Rumors have been swirling over the last few days that Microsoft is poised to reveal a new subscription service which would essentially act as an all-in-one gaming package. Today we got the full announcement of Xbox All Access. For a single monthly fee members would receive Xbox Live Gold, Game Pass, and an Xbox One console to enjoy these other services on. For longtime gamers who are accustomed to owning their own hardware and games, this might seem like a terrible service, but looking at the big picture makes me think this is the future of gaming, whether you are happy about that or not.
Before we get into this, I want to be absolutely clear about one thing: I’m not saying this is the best way to go. Whether paying monthly for an Xbox One console is the right thing to do or not isn’t really what I want to discuss right now. And besides, that’s up to the consumer who’s paying the monthly fee to decide. What I’m saying here and now is that the future is all about games as a service (fresh take, I know), and this is the ultimate expression of that idea.
Modern gaming is all about reaching the largest audience possible
Modern gaming is all about reaching the largest audience possible. In the past, many game developers and publishers were happy building a niche audience of their own and using them as a springboard to success. Selling deep, rich gaming experiences to a dedicated audience used to work when the market wasn’t so saturated. Now that we see dozens of games hit every month, or even week sometimes, and potential gamers have so many entertainment options to choose from, the barrier of entry needs to be as low as possible.
We’ve all seen this happening right before our eyes. Mobile and casual gaming has exploded, taking in billions of dollars every year. Traditional/hardcore gaming still makes tons of money, but it could be making more. This is where Microsoft’s new plan comes into play.
Do you subscribe to internet service at your home? Since you’re reading this article on the internet, I assume you do. Do you own or rent your router? According to most estimates, around 85% of you rent your router, even though you don’t have to. You could buy a router and use it for much less money spent, but the hassle of it is too much for most so they opt to drop money every month on a device that they could own themselves.
This is what Microsoft is surely looking at when formulating the plans around Xbox All Access. The thinking is that consumers are more likely to plunk down a low(ish) monthly rate than they are to drop hundreds of dollars at one time. This thinking has worked for almost every other industry, including gaming, and this is just the next step.
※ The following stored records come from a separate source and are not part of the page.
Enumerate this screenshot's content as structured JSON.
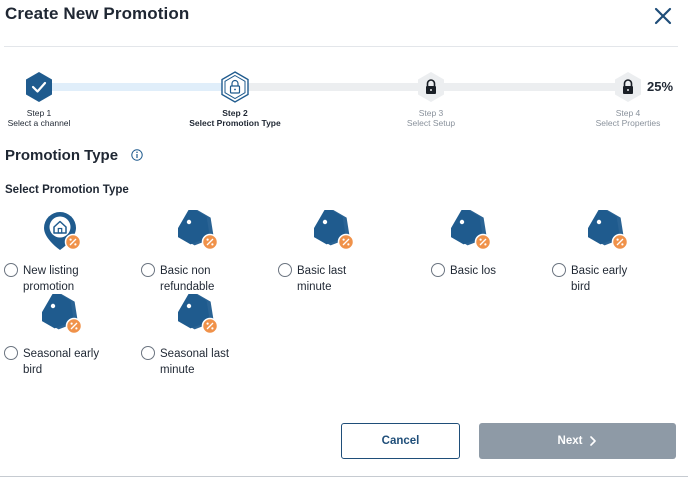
{
  "header": {
    "title": "Create New Promotion"
  },
  "stepper": {
    "percent": "25%",
    "progress_fraction": 0.25,
    "steps": [
      {
        "number": "Step 1",
        "label": "Select a channel",
        "state": "done"
      },
      {
        "number": "Step 2",
        "label": "Select Promotion Type",
        "state": "current"
      },
      {
        "number": "Step 3",
        "label": "Select Setup",
        "state": "locked"
      },
      {
        "number": "Step 4",
        "label": "Select Properties",
        "state": "locked"
      }
    ]
  },
  "section": {
    "title": "Promotion Type",
    "info_icon": "info-icon"
  },
  "subsection": {
    "title": "Select Promotion Type"
  },
  "options": [
    {
      "label_line1": "New listing",
      "label_line2": "promotion",
      "icon": "house-location-icon",
      "selected": false
    },
    {
      "label_line1": "Basic non",
      "label_line2": "refundable",
      "icon": "price-tag-icon",
      "selected": false
    },
    {
      "label_line1": "Basic last",
      "label_line2": "minute",
      "icon": "price-tag-icon",
      "selected": false
    },
    {
      "label_line1": "Basic los",
      "label_line2": "",
      "icon": "price-tag-icon",
      "selected": false
    },
    {
      "label_line1": "Basic early",
      "label_line2": "bird",
      "icon": "price-tag-icon",
      "selected": false
    },
    {
      "label_line1": "Seasonal early",
      "label_line2": "bird",
      "icon": "price-tag-icon",
      "selected": false
    },
    {
      "label_line1": "Seasonal last",
      "label_line2": "minute",
      "icon": "price-tag-icon",
      "selected": false
    }
  ],
  "footer": {
    "cancel_label": "Cancel",
    "next_label": "Next"
  },
  "colors": {
    "primary": "#1f5b8e",
    "badge": "#f0924a",
    "disabled_button": "#8e9aa6",
    "progress_done": "#e0eefa",
    "progress_todo": "#eceef0"
  }
}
Games as a service has been the hot button topic over the last few years, and this is the logical conclusion to that process. Not only will games be a service through Xbox Live Gold and Game Pass, but the console itself will become a service. You’ll pay monthly to keep the console in your home, and once you’re done with it you will send it back in (with a nice fee going to Microsoft if there’s anything wrong with it). If a new console is released that offers better graphics you can receive it, likely for another small fee.
Nickle and dime the consumer and they won’t ever notice how much they’ve truly spent. It’s the name of the game in the mobile arena, and console gaming has been adopting it more and more. Is this a good thing? For me and many like me, it is not. I own my consoles for a reason, and will almost certainly never sign up for a program like this. But this program isn’t aimed at gamers like me, ones who own a PC and tinker with it regularly.
Xbox All Access is aimed squarely at those casual gamers who buy every Madden or Call of Duty and practically nothing else. This is a good deal for them in a number of ways, from the lower introductory cost to the expanded roster of available games for them to play through Game Pass. These gamers who just want to get a console and get gaming will flock to this program and the others that will surely sprout up in its wake.
It’s the future, and it’s coming, and hardcore gamers can do little to stop it. Of course, as long as our traditional console ownership methods are still available to us, is that really a bad thing?